B.C. mass murderer David Ennis denied parole for fourth time

One of the most notorious murders in B.C. history has been denied his latest bid for freedom. David Shearing – who goes by the name David Ennis now – was convicted of killing six members of the same family back in 1982. As Rumina Day reports, family of his victims say he should never leave prison.

Warning: This story contains details that may disturb some readers. 

The man responsible for one of B.C.’s most horrifying mass murders has again been denied parole.

In August of 1982, David Shearing, who now goes by David Ennis, shot grandparents George and Edith Bentley and parents Bob and Jackie Johnson as they camped just outside Wells Gray Provincial Park in Clearwater.

He then abducted the Johnsons’ 13- and 11-year-old daughters, Janet and Karen, and spent several days torturing and sexually assaulting them before killing them.

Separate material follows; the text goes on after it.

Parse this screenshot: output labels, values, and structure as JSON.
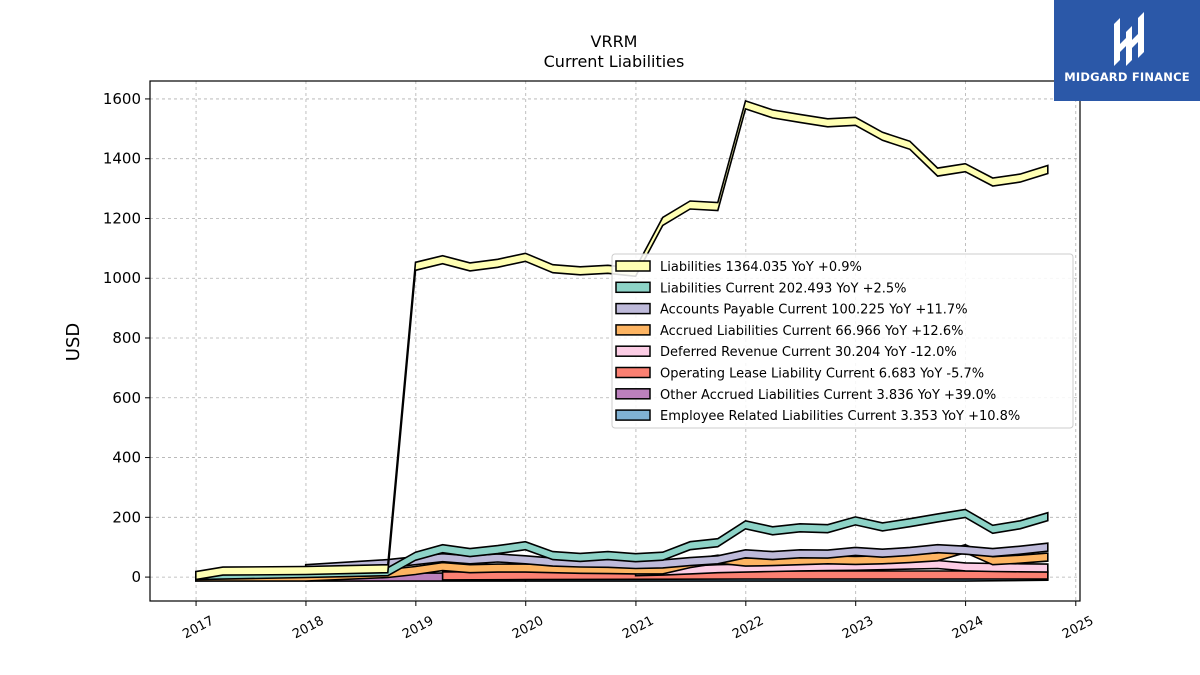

He then put all six bodies into the Johnsons’ car and set it on fire.

Read more:
Man responsible for one of B.C.’s most horrifying mass murders can apply for parole again in July

After a long, cross-Canada investigation, Ennis was arrested and later pleaded guilty to six counts of second-degree murder.

He was sentenced to life with no chance of parole for 25 years.

He is incarcerated in Bowden, Alta. and was seeking to live an hour from there if he was granted parole.